The norm can be a linear functional $\|\cdot\|: X \to F$ under the condition that the norm is linear. Otherwise, it would solely be a functional.
> *Definition 2*: a **bounded linear functional** $f$ is a bounded linear operator with its domain in a vector space $X$ and its range in a scalar field $F$ defined in $X$.
## Dual space
> *Definition 3*: the set of linear functionals on a vector space $X$ is defined as the **algebraic dual space** $X^*$ of $X$.
From this definition we have the following.
> *Theorem 1*: the algebraic dual space $X^*$ of a vector space $X$ is a vector space.
??? note "*Proof*:"
Will be added later.
Furthermore, a secondary type of dual space may be defined as follows.
> *Definition 4*: the set of bounded linear functionals on a normed space $X$ is defined as **dual space** $X'$.
In this case, a rather interesting property of a dual space emerges.

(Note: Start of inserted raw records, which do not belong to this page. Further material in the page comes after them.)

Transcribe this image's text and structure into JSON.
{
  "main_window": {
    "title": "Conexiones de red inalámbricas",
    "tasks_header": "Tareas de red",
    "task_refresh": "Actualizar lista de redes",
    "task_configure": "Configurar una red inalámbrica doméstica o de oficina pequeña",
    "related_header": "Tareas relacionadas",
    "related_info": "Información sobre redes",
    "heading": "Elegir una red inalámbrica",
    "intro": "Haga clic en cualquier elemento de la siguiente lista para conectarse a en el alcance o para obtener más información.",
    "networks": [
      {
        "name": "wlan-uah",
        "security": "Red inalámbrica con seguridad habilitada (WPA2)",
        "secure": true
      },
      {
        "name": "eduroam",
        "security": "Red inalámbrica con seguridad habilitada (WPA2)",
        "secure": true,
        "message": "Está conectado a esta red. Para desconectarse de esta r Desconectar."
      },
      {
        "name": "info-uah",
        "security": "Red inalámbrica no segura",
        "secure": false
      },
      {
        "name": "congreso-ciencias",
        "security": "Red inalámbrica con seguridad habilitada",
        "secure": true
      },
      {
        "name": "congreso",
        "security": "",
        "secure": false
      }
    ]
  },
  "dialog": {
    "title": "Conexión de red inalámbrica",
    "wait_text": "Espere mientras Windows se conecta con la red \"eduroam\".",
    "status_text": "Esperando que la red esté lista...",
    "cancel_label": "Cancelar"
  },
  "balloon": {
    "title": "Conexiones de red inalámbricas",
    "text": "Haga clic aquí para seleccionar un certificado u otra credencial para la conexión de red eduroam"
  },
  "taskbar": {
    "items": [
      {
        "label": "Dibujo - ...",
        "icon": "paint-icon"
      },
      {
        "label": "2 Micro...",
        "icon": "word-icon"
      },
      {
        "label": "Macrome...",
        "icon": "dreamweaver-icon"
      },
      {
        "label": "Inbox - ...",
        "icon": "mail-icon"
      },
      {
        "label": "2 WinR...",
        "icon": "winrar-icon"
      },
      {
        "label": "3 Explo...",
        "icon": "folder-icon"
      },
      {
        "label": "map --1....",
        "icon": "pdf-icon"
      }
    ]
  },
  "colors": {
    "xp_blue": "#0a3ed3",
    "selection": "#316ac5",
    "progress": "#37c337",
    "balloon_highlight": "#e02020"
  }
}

> *Theorem 2*: the dual space $X'$ of a normed space $(X,\|\cdot\|_X)$ is a Banach space with its norm $\|\cdot\|_{X'}$ given by
>
> $$
> \|f\|_{X'} = \sup_{x \in X\backslash \{0\}} \frac{|f(x)|}{\|x\|_X} = \sup_{\substack{x \in X \\ \|x\|_X = 1}} |f(x)|,
> $$
>
> for all $f \in X'$.
??? note "*Proof*:"
Will be added later.